Thanks for the reply!

I used conda: conda create -c conda-forge -c bioconda -n funannotate funannotate I'll check the python version in $PATH.

jasminelmah commented 4 years ago

Python 2.7.15 is in the funannotate bin of my conda environment and is activated when I use python interactively in the funannotate environment. In interactive, it uses biopython just fine and loads the funannotate library with no error. The job, however, still fails at the same line in augustus_parallel.py.

nextgenusfs commented 4 years ago

Strange.... even stranger is that the parent script calls that exact same library..... Can you call the script directly from that environment, ie /gpfs/ysm/project/dunn/jlm329/conda_envs/funannotate/lib/python2.7/site-packages/funannotate/aux_scripts/augustus_parallel.py -h. I'm not sure what is going on unfortunately. I don't see how that script could be not working? The other thing to try would be to make sure its executable I guess, look at the ownership like:

ls -l /gpfs/ysm/project/dunn/jlm329/conda_envs/funannotate/lib/python2.7/site-packages/funannotate/aux_scripts/
jasminelmah commented 4 years ago

I can directly call augustus_parallel.py -h from my funannotate environment. ls -l also shows that it is executable.

It looks like two other people have run into this problem with augustus_parallel.py in issue 405.

jasminelmah commented 4 years ago

The predict run worked! What seems to have happened is that I may have submitted the script from a messy environment. I started a new ssh session, loaded only miniconda and not the funannotate environment and submitted the job.

hyphaltip commented 2 years ago

if you are running on a slurm envirnoment you may want to use #!/usr/bin/bash -l to ensure a clean load of modules each time.

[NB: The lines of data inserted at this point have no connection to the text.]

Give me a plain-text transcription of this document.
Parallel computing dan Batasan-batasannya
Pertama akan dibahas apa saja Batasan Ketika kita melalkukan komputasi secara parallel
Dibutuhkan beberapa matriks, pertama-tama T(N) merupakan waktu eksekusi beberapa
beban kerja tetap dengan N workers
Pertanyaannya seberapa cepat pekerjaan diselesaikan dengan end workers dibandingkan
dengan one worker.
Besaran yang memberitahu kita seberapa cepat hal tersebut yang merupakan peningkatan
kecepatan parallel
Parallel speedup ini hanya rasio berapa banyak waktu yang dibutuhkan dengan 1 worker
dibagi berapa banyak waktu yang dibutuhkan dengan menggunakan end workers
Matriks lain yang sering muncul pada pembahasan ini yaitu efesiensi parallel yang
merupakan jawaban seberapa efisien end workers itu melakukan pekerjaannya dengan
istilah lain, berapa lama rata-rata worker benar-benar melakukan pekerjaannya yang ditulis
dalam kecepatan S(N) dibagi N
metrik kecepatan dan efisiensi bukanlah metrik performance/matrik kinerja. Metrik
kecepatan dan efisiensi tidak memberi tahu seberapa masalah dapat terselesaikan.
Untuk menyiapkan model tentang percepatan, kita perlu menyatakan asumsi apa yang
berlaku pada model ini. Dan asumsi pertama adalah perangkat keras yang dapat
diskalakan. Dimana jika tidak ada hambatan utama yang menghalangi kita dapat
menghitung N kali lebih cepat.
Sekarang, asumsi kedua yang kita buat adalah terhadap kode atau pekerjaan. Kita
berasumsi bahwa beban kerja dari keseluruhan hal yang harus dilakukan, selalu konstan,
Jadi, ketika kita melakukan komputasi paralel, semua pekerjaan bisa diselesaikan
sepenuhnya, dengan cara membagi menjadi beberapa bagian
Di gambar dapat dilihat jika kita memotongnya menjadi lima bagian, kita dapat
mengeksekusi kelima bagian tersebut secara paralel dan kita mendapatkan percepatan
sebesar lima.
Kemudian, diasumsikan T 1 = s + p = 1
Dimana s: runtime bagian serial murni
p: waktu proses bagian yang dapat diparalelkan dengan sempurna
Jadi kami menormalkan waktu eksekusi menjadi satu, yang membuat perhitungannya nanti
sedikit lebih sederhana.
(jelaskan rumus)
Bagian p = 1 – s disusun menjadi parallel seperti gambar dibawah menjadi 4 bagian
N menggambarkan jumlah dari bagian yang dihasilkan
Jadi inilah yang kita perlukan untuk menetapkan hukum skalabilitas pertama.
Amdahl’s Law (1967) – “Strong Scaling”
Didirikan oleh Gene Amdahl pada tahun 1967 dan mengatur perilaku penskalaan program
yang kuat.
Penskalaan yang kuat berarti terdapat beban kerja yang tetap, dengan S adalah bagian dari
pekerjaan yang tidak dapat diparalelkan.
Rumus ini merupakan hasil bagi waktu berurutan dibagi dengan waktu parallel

aldendirks commented 1 year ago

I was getting this same error running from a conda environment on a computing cluster with slurm. I was loading python again in my script (module load python), which was not needed (and detrimental) since the correct python was already installed in the conda environment. A rookie mistake; hopefully this comment will help others avoid it.